Wo Matthias Mangiapane draufsteht, ist auch Matthias Mangiapane drin. Er ist schlagfertig, direkt und irgendwie auf eine spitzbübische Art sympathisch. Und er ist sehr beliebt, denn Matthias tourt gerade mit seinem Reality-TV Quiz durchs Land und liefert Reality-Zauber zum Anfassen. Einen Abend lang moderiert er das Event und testet vor ausverkauftem Haus das geballte Trash-Wissen der Zuschauer. Wir durften ihn begleiten und hatten trotz unserer Platzierung in den unteren Regionen des Quiz-Olymps einen super Abend.
Ein ausverkauftes Haus im Turm Mainz
Wir kommen im Turm Mainz kurz vor Beginn der Veranstaltung an. Der Außenbereich ist bis unters nicht vorhandene Dach gefüllt. Die Leute haben Bock. Matthias auch. Das erzählt er mir nach knapp einer Stunde Gequizze bei einem Espresso: „Es gibt nichts schöneres, als einen Abend mit den Fans zu verbringen“, sagt er. Und das glaube ich ihm. Denn wenn Matthias eines ist, dann ist er real.
Die verletzliche Seite hinter der Kunstfigur
„Ich weiß, welche Wirkung ich nach außen habe. Ich wollte in einem Format mitmachen und mehr von mir zeigen, aber dem wurde ein Riegel vorgeschoben. ‚Wir brauchen nicht den echten Matthias, wir haben Matthias Mangiapane eingekauft‘, wurde mir gesagt.“ Das ist ihm am Ende dann auch irgendwie ganz recht, denn was viele Leute vergessen, ist, dass die private Person eine ganz andere ist als die auf der Bühne. Der private Matthias kennt eben auch ruhige Momente und ganz alltägliche Herausforderungen, ist verletzlich. Diesen versucht er normalerweise stets zu schützen. Wenn ihn also am Ende eh keiner so sehen will, kann ihm das ja nur recht sein.

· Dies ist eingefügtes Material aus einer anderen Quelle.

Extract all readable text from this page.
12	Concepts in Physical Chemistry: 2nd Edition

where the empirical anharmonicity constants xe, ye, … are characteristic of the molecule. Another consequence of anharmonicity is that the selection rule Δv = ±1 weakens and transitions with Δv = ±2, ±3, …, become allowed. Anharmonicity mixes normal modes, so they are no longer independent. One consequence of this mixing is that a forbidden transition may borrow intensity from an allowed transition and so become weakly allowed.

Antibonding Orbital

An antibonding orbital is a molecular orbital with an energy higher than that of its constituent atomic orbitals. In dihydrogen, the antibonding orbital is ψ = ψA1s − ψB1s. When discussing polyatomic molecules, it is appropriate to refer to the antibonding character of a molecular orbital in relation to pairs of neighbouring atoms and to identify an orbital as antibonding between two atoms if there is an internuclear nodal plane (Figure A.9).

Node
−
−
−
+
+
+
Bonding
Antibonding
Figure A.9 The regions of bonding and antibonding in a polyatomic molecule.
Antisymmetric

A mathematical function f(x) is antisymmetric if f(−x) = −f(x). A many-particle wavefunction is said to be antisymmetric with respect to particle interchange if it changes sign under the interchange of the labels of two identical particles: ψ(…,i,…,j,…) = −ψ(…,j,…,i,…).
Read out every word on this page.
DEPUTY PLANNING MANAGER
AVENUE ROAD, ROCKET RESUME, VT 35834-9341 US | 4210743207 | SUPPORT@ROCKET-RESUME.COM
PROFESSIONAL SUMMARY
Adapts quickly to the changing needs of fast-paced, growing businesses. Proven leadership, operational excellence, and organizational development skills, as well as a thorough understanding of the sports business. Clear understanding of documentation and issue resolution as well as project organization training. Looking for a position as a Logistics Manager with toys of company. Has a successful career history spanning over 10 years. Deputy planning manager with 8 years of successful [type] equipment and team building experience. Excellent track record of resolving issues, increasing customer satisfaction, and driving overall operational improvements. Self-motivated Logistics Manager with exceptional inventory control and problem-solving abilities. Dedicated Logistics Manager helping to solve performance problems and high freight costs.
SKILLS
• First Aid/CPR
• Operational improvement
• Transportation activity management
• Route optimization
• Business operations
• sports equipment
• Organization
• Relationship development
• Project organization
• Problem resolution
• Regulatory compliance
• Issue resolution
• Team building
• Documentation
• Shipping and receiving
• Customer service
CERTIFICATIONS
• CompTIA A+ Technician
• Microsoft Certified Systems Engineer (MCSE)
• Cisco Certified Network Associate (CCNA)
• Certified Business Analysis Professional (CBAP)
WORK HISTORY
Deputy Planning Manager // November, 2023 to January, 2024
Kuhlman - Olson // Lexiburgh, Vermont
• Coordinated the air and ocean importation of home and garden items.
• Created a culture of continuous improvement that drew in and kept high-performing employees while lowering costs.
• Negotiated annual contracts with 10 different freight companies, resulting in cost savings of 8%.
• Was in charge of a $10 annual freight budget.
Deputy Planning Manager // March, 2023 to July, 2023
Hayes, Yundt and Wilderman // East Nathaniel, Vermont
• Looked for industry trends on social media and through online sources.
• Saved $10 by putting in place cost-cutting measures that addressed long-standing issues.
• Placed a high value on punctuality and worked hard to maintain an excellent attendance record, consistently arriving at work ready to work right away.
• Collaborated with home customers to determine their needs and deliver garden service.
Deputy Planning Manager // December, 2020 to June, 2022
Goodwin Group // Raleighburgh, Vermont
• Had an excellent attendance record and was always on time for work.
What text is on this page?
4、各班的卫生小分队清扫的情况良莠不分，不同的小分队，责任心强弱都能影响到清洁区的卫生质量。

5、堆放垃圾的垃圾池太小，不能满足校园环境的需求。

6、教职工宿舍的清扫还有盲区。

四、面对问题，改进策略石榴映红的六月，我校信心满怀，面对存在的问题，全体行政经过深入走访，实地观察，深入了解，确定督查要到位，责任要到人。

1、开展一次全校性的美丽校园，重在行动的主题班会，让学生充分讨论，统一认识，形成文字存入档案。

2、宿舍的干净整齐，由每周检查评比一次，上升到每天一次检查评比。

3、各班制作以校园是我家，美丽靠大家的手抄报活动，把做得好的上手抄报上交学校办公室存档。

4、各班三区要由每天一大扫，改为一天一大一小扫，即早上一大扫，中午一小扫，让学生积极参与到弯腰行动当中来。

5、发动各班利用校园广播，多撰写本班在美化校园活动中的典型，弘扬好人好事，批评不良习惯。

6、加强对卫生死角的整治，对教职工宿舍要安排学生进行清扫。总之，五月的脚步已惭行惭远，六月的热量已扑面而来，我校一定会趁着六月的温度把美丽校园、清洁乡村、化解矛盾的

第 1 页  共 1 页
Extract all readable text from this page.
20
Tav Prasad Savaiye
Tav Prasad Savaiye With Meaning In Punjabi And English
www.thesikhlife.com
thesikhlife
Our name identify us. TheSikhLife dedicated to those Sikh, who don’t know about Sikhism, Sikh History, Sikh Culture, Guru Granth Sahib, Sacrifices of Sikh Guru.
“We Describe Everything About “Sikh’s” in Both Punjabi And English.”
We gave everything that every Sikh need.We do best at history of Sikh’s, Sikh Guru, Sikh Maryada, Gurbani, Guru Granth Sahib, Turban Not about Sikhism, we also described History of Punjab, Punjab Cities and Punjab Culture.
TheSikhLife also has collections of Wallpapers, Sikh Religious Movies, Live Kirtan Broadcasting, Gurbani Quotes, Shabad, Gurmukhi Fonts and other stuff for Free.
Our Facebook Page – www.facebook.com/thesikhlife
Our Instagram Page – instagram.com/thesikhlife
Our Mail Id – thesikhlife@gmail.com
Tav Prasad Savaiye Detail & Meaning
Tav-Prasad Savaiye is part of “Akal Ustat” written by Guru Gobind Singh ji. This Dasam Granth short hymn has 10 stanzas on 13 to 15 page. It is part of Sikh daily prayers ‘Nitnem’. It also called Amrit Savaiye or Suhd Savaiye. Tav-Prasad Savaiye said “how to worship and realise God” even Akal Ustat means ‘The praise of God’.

Ein absoluter Vollprofi trotz privater Sorgen
Wieder zurück auf der Bühne ist von dieser ruhigen, nachdenklichen Seite kaum noch etwas zu spüren. Sobald er das Mikrofon wieder in der Hand hält, knipst er den Vollblut-Entertainer an. Er wirbelt durch die Reihen, teilt charmante Spitzen aus und hat das Mainzer Publikum fest im Griff. Die kniffligen Raterunden bei seinem Reality-TV Quiz haben es wirklich in sich und fordern selbst die eingefleischtesten Trash-Experten heraus. Er zelebriert jede richtige Antwort, lacht lauthals mit den Gästen und lässt absolut keinen Zweifel daran, dass er dieses Unterhaltungsgenre aus tiefstem Herzen liebt.
Dass er an diesem Abend überhaupt so strahlen und abliefern kann, ringt mir enormen Respekt ab. Schließlich durchlebt er privat gerade eine extrem schwere Zeit, da sein Ehemann Hubert Fella nach einer dramatischen Thrombose-Diagnose im Krankenhaus liegt. Doch er ist ein absoluter Profi. Seine Mission für heute Abend lautet: Das Publikum soll Spaß haben, den Alltag vergessen – und vielleicht gelingt ihm genau das für diese paar Stunden auf der Bühne ja auch selbst ein wenig.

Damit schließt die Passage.